Effects of hydraulic retention time on anaerobic hydrogenation performance and microbial ecology of bioreactors fed with glucose–peptone and starch–peptone

This study evaluated anaerobic hydrogenation performance and microbial ecology in bioreactors operated at different hydraulic retention time (HRT) conditions and fed with glucose–peptone (GP) and starch–peptone (SP). The maximum hydrogen production rates for GP- and SP-fed bioreactors were found to be 1247 and 412 mmol-H2/L/d at HRT of 2 and 3 h, respectively. At HRT > 8 h, hydrogen consumption due to peptone fermentation could occur and thus reduced hydrogen yield from carbohydrate fermentation. Results of cloning/sequencing and denaturant gradient gel electrophoresis (DGGE) indicated that Clostridium sporogenes and Clostridium celerecrescens were dominant hydrogen-producing bacteria in the GP-fed bioreactor, presumably due to their capability on protein hydrolysis.
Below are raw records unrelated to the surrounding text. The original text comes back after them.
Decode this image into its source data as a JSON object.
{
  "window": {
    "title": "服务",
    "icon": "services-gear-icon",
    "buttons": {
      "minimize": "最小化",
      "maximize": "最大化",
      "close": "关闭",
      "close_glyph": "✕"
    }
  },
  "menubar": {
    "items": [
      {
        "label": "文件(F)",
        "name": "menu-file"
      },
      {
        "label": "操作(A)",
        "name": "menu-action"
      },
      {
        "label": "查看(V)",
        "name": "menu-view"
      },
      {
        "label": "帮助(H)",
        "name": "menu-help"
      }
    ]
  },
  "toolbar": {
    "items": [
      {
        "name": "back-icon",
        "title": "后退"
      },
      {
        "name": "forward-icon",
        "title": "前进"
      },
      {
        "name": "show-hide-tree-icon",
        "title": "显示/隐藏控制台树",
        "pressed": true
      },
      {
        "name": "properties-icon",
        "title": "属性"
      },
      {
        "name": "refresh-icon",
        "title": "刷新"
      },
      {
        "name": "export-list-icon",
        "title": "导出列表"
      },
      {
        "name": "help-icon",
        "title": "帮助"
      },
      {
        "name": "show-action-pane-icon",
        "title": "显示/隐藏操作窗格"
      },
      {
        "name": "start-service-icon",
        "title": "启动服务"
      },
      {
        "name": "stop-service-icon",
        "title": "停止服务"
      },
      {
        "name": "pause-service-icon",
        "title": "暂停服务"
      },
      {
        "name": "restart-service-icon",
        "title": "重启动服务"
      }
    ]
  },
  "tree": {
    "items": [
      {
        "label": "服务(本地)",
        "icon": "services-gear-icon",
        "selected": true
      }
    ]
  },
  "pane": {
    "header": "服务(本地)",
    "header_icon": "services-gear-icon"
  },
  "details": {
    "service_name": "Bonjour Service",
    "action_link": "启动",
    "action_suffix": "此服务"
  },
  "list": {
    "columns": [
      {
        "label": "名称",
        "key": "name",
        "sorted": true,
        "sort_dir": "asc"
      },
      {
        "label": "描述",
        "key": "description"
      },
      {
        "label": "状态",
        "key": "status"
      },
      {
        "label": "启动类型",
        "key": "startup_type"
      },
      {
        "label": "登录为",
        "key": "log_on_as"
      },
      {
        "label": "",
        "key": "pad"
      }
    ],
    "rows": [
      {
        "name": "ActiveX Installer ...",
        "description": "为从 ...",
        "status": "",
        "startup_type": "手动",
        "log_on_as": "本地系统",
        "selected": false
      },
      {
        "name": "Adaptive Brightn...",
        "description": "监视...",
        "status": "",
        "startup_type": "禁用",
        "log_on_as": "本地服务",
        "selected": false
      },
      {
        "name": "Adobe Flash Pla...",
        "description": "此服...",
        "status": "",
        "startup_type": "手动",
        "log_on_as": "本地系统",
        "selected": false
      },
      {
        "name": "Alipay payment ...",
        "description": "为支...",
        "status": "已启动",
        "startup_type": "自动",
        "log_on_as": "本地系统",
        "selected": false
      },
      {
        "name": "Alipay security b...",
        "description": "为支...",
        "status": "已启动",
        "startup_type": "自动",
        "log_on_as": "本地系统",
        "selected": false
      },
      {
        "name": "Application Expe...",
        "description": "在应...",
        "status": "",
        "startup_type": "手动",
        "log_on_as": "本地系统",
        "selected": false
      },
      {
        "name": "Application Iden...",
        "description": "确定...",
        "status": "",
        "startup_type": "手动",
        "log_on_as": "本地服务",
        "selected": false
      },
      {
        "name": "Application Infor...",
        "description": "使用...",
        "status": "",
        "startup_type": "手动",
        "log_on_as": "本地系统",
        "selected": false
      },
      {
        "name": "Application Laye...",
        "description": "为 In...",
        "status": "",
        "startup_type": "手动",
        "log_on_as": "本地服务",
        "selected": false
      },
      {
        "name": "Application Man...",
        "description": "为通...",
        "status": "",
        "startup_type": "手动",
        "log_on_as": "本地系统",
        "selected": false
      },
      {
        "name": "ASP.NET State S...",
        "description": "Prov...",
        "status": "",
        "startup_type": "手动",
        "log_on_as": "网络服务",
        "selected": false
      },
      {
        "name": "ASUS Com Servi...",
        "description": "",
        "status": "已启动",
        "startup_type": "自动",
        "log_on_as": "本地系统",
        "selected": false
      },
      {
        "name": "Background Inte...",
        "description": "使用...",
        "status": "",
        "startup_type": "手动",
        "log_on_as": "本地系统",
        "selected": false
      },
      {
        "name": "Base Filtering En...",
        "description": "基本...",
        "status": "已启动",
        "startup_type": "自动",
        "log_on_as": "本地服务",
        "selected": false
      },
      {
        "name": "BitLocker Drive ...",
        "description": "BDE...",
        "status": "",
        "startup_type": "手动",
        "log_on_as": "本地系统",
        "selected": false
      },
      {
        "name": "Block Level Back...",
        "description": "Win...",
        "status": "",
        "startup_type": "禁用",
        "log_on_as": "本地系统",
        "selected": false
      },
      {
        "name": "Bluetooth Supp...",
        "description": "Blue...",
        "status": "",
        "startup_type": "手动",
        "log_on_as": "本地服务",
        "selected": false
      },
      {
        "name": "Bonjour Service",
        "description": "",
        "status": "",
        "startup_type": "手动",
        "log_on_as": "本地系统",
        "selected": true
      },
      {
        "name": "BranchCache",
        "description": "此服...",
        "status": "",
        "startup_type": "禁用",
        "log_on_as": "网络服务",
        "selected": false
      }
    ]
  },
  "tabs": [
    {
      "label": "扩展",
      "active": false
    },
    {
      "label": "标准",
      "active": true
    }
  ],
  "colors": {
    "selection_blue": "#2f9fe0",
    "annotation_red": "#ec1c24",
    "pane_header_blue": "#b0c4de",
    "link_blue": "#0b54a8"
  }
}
In the SP-fed bioreactor, Lactobacillus plantarum, Propionispira arboris, and Clostridium butyricum were found to be dominant populations, but the presence of P. arboris at HRT > 3 h might be responsible for a lower hydrogen yield from starch fermentation. As a result, optimizing HRT operation for bioreactors was considered an important asset in order to minimize hydrogen-consuming activities and thus maximize net hydrogen production. The limitation of simple parameters such as butyrate to acetate ratio (B/A ratio) in predicting hydrogen production was recognized in this study for bioreactors fed with multiple substrates. It is suggested that microbial ecology analysis, in addition to chemical analysis, should be performed when complex substrates and mixed cultures are used in hydrogen-producing bioreactors.